La breve “I Have Long Been Fascinated” fa da “arco” per “Enthralled Not by Her Curious Blend” e con essa torna lo spoken, questa volta su di un ipnotico e “vibrante” incedere, più rarefatto, da “shadow children”, e sempre concluso da “My name is your name/Our name is their name/We are named/We remember/They forget”.
Lo schema sino ad ora proposto si replica per il lato 3 nel secondo 10″ con “No Way Chastened”, ed è chiara l’intenzione della Roberts di non voler dar “pace” all’ascoltatore, per poi sublimarne l’orecchio con il particolare fascino della corale stratificazione che compone “But I Never Heard a Sound so Long”, una ninnananna delle piantagioni della tradizione afroamericana tratta da “All the Pretty Little Horses” (torna alla memoria la versione dei Current 93 con Nick Cave), qui per sole voci … “Hush you bye/Don’t you cry/Go To Sleepy Little baby” che si fonde in un tutt’uno nella successiva “The Promise” (“This is a traditional american plantation lullabye, author unknown, however I changed the lyrics on the refrain (the promise) to better reflect our protagonist and changed parts of the main melody.
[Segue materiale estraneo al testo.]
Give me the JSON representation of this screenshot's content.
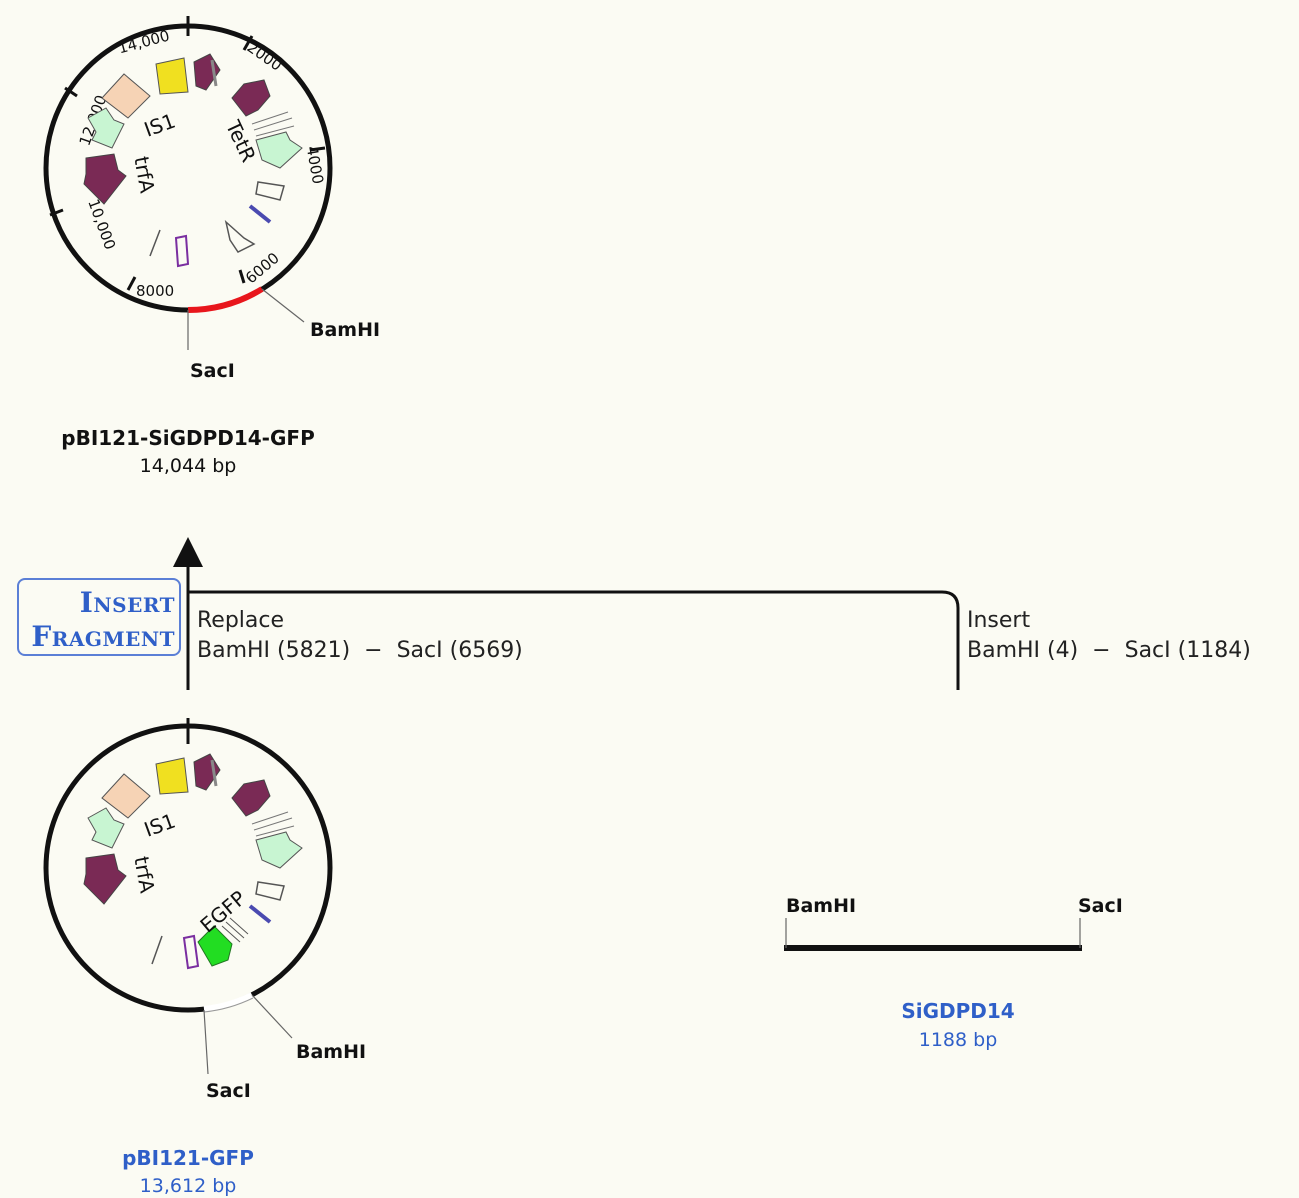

We sing it as a 4 part round” – si legge nelle note del sito on line intitolato alla Roberts).
Discorso a parte per “Shake My Bones”, in cui astrazione e concretezza e ordine e (apparente) disordine camminano come un funambolo su di una corda.
“A (Way) Is Not An Option” è il momento di spoken music più “isterico”, per poi diventare “mistico” nei suoni e nelle voci finali, misticismo che si fa vorticoso nell’intensa “For They Do Not Know” e definitivo nella sovrapposizione di sole parole, “fiato” e “battiti” … e nelle sempre ripetute “My name is your name/Our name is their name/We are named/We remember/They forget”.
Un ultimo intermezzo breve, “Others Each”, e “Coin Coin Chapter Five: In the Garden …” si congeda, e chiude (ciclicamente) la storia, con “… Ain’t I. …Your Mystery Is Our History”, esaltazione di quanto proposto sin dal primo giro del vinile … e su tutto sempre e comunque “My name is your name/Our name is their name/We are named/We remember/They forget”.
Con Matana Roberts (composer / horns / harmonicas / aux percussion / vocal / wordspeak), Mike Pride (drums / aux percussion / vocal), Matt Lavelle (alto clarinet / pocket trumpet / tin whistle / vocal), Stuart Bogie (bass clarinet / clarinet / tin whistle / vocal), Cory Smythe (piano / vocal / tin whistle), Mazz Swift (violin / vocal/ tin whistle), Darius Jones (alto sax / tin whistle / vocal), Ryan Sawyer (drums / aux percussion / vocal), Gitanjali Jain (text collage), Kyp Malone (synths).